The 'mercenary' thing that will take longer to expire, and which I was referring to, is the grandparents rule. The new kids coming through now aren't going to have as many gp born overseas, so the amount of players that can leave with a prospect of International rugby offer are going to drop dramatically at some point. All these kiwi fellas playing for a PI, is going to stop sadly.


The new era problem that will replace those old concerns is now French and Japanese clubs (doing the same as NRL teams have done for decades by) picking kids out of school. The problem here is not so much a national identity one, than it is a farm system where 9 in 10 players are left with nothing. A stunted education and no support in a foreign country (well they'll get kicked out of those countries were they don't in Australia).

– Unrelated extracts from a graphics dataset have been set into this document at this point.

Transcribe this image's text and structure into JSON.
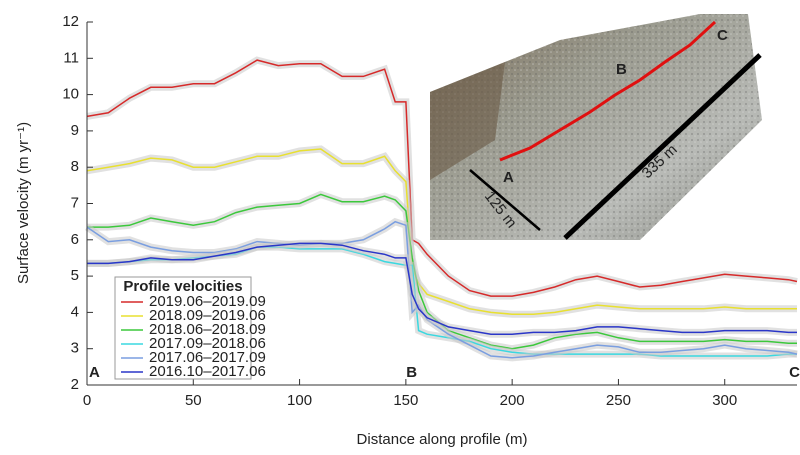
{
  "chart_data": {
    "type": "line",
    "y_label": "Surface velocity (m yr⁻¹)",
    "x_label": "Distance along profile (m)",
    "legend_title": "Profile velocities",
    "annotations": [
      "A",
      "B",
      "C"
    ],
    "x": [
      0,
      10,
      20,
      30,
      40,
      50,
      60,
      70,
      80,
      90,
      100,
      110,
      120,
      130,
      140,
      145,
      150,
      153,
      156,
      160,
      170,
      180,
      190,
      200,
      210,
      220,
      230,
      240,
      250,
      260,
      270,
      280,
      290,
      300,
      310,
      320,
      330,
      334
    ],
    "series": [
      {
        "name": "2019.06–2019.09",
        "color": "#d62a2a",
        "values": [
          9.4,
          9.5,
          9.9,
          10.2,
          10.2,
          10.3,
          10.3,
          10.6,
          10.95,
          10.8,
          10.85,
          10.85,
          10.5,
          10.5,
          10.7,
          9.8,
          9.8,
          6.0,
          5.9,
          5.6,
          5.0,
          4.6,
          4.45,
          4.45,
          4.55,
          4.7,
          4.9,
          5.0,
          4.85,
          4.7,
          4.75,
          4.85,
          4.95,
          5.05,
          5.0,
          4.95,
          4.9,
          4.85
        ]
      },
      {
        "name": "2018.09–2019.06",
        "color": "#e8e030",
        "values": [
          7.9,
          8.0,
          8.1,
          8.25,
          8.2,
          8.0,
          8.0,
          8.15,
          8.3,
          8.3,
          8.45,
          8.5,
          8.1,
          8.1,
          8.3,
          7.9,
          7.6,
          5.2,
          4.8,
          4.5,
          4.3,
          4.1,
          4.0,
          3.95,
          3.95,
          4.0,
          4.1,
          4.2,
          4.15,
          4.1,
          4.1,
          4.1,
          4.1,
          4.15,
          4.1,
          4.1,
          4.1,
          4.1
        ]
      },
      {
        "name": "2018.06–2018.09",
        "color": "#3cc83c",
        "values": [
          6.35,
          6.35,
          6.4,
          6.6,
          6.5,
          6.4,
          6.5,
          6.75,
          6.9,
          6.95,
          7.0,
          7.25,
          7.05,
          7.05,
          7.2,
          7.1,
          6.8,
          5.5,
          4.6,
          4.0,
          3.5,
          3.3,
          3.1,
          3.0,
          3.1,
          3.3,
          3.4,
          3.45,
          3.3,
          3.2,
          3.2,
          3.2,
          3.2,
          3.25,
          3.2,
          3.2,
          3.15,
          3.15
        ]
      },
      {
        "name": "2017.09–2018.06",
        "color": "#3ad8e0",
        "values": [
          5.35,
          5.35,
          5.4,
          5.45,
          5.45,
          5.5,
          5.55,
          5.6,
          5.8,
          5.8,
          5.75,
          5.75,
          5.75,
          5.6,
          5.4,
          5.35,
          5.3,
          5.3,
          3.5,
          3.4,
          3.3,
          3.2,
          3.0,
          2.9,
          2.85,
          2.85,
          2.85,
          2.85,
          2.85,
          2.85,
          2.8,
          2.8,
          2.8,
          2.8,
          2.8,
          2.8,
          2.85,
          2.85
        ]
      },
      {
        "name": "2017.06–2017.09",
        "color": "#7a9ee0",
        "values": [
          6.35,
          5.95,
          6.0,
          5.8,
          5.7,
          5.65,
          5.65,
          5.75,
          5.95,
          5.9,
          5.85,
          5.9,
          5.9,
          6.0,
          6.3,
          6.5,
          6.4,
          4.0,
          4.2,
          3.8,
          3.4,
          3.1,
          2.8,
          2.75,
          2.8,
          2.9,
          3.0,
          3.1,
          3.05,
          2.9,
          2.9,
          2.95,
          3.0,
          3.1,
          3.0,
          2.95,
          2.9,
          2.85
        ]
      },
      {
        "name": "2016.10–2017.06",
        "color": "#2a36c8",
        "values": [
          5.35,
          5.35,
          5.4,
          5.5,
          5.45,
          5.45,
          5.55,
          5.65,
          5.8,
          5.85,
          5.9,
          5.9,
          5.85,
          5.7,
          5.6,
          5.5,
          5.5,
          4.5,
          4.1,
          3.85,
          3.6,
          3.5,
          3.4,
          3.4,
          3.45,
          3.45,
          3.5,
          3.6,
          3.6,
          3.55,
          3.5,
          3.45,
          3.45,
          3.5,
          3.5,
          3.5,
          3.45,
          3.45
        ]
      }
    ],
    "xlim": [
      0,
      334
    ],
    "ylim": [
      2,
      12
    ],
    "xticks": [
      0,
      50,
      100,
      150,
      200,
      250,
      300
    ],
    "yticks": [
      2,
      3,
      4,
      5,
      6,
      7,
      8,
      9,
      10,
      11,
      12
    ]
  },
  "inset": {
    "labels": [
      "A",
      "B",
      "C",
      "125 m",
      "335 m"
    ]
  }
}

It's the same sort of situation were NZ would be the big guy, but there weren't many downsides with it. The only one I can think was brought up but a poster on this site, I can't recall who it was, but he seemed to know a lot of kids coming from the Islands weren't really given the capability to fly back home during school xms holidays etc. That is probably something that should be fixed by the union. Otherwise getting someone like Fakatava over here for his last year of school definitely results in NZ being able to pick the cherries off the top but it also allows that player to develop and be able to represent Tonga and under age and possibly even later in his career. Where as a kid being taken from NZ is arguably going to be worse off in every respect other than perhaps money. Not going to develop as a person, not going to develop as a player as much, so I have a lotof sympathy for NZs case that I don't include them in that group but I certainly see where you're coming from and it encourages other countries to think they can do the same while not realising they're making a much worse experience/situation.